When I was in college I got turned on to Robert Anton Wilson and the Cosmic Trigger series. These books gave me the leverage I needed to break free of some of my social conditioning and to consider other possibilities in life. I trust that I would have never found the spiritual path if it was not for him. There were two ideas from his books that I still carry with me. 1) The map is not the terrain. Our beliefs about reality are not the same as reality. The idea here is to constantly evaluate our maps, our deeply held beliefs, to see if they are leading us where we want to go. If they are not, then it is time for a new map. This idea has also been popularized by Neuro-Linguistic Programming, but it actually comes from semanticist Alfred Korzybski. 2) Extreme agnosticism. This is the idea that we can’t really know anything. Even core truths about reality should be questioned. The combination between these two views, sprinkled with a few L.S.D. And mushroom trips here and there, helped me in my process of challenging everything I thought I knew, which ultimately opened up the space I needed so I could find something deep and authentic in my life.
Although I grew a lot through this time, and though I feel it was a necessary step in my evolution, it was not without it’s pitfalls. I also became caught in more than a few conspiracy theories, everything from 9/11 to vaccines to Men in Black stuff. Since I was just free-falling down the rabbit hole with no leverage to know what was real, all I had to go with was my intuition. Yet my gut instincts were often clouded by my desires and attachments. It wasn’t the falling that was the problem. It was my desire to once again grab onto something that got me in trouble.
The bad news is you’re falling through the air, nothing to hang on to, no parachute. The good news is there’s no ground
-Chogyam Trungpa Rinpoche
I remember a palpable sense of “specialness” that came from knowing something that the rest of the world was seemingly asleep to. There was also a certain romantic mythology to it that created an emotional high. These highs felt good, and without knowing it they gave me a strange sense of comfort in my time of unknowing.

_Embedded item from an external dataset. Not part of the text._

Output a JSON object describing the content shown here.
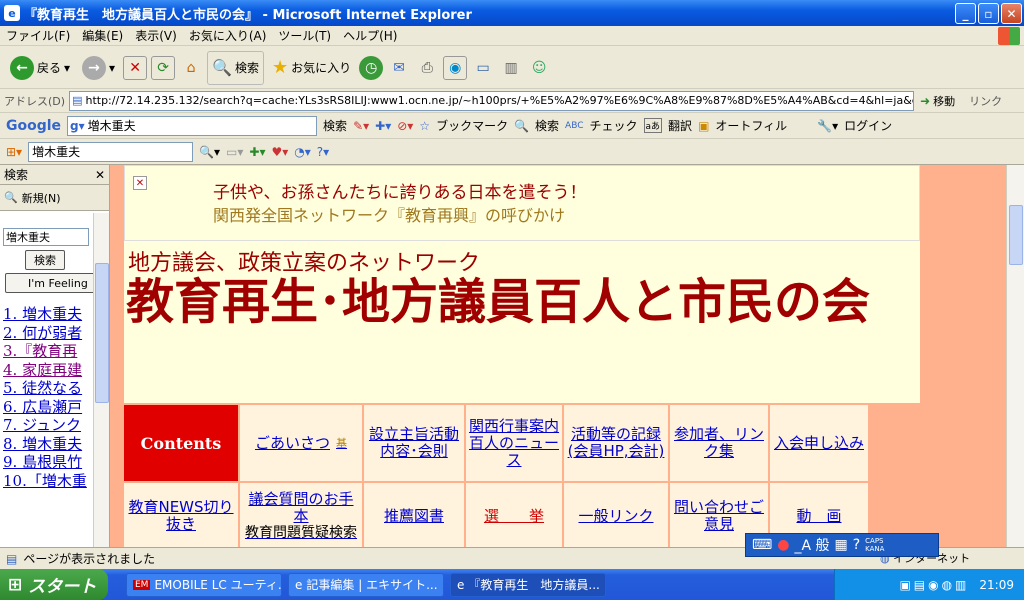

The real issues facing the world don’t produce these same kind of quick highs, at least if we are probing deep enough to find what will truly make effective change. Global warming, inequality, wars, poverty, colonialism, the war on women, the stripping away of cultures… all of these are vast and complex webs of suffering with no easy answers, and they don’t exist in a vacuum of idealism either. We have to consider the world exactly how it is, and this includes a country that just elected Donald Trump as president. If we keep this in mind, we won’t find many quick fixes or emotional highs.
I keep coming back to the immediate need to embrace complexity, the unknown, our discomfort, our complicity, and our ignorance. We can’t hide out anymore inside of belief systems that prevent us from doing this. The world needs us too much. The same way that we can scan our bodies with our awareness to loosen its bracing, we can lay our bare attention on the world and see it for what it really is.
I have a deep faith and trust that if we apply ourselves in this way the solutions will reveal themselves, but in order to see clearly we need to dismantle and discard the beliefs that get in the way of doing so. We need to take a cold and sober look at our models of the world because they don’t work. If they were working than we wouldn’t be living in such perilous times.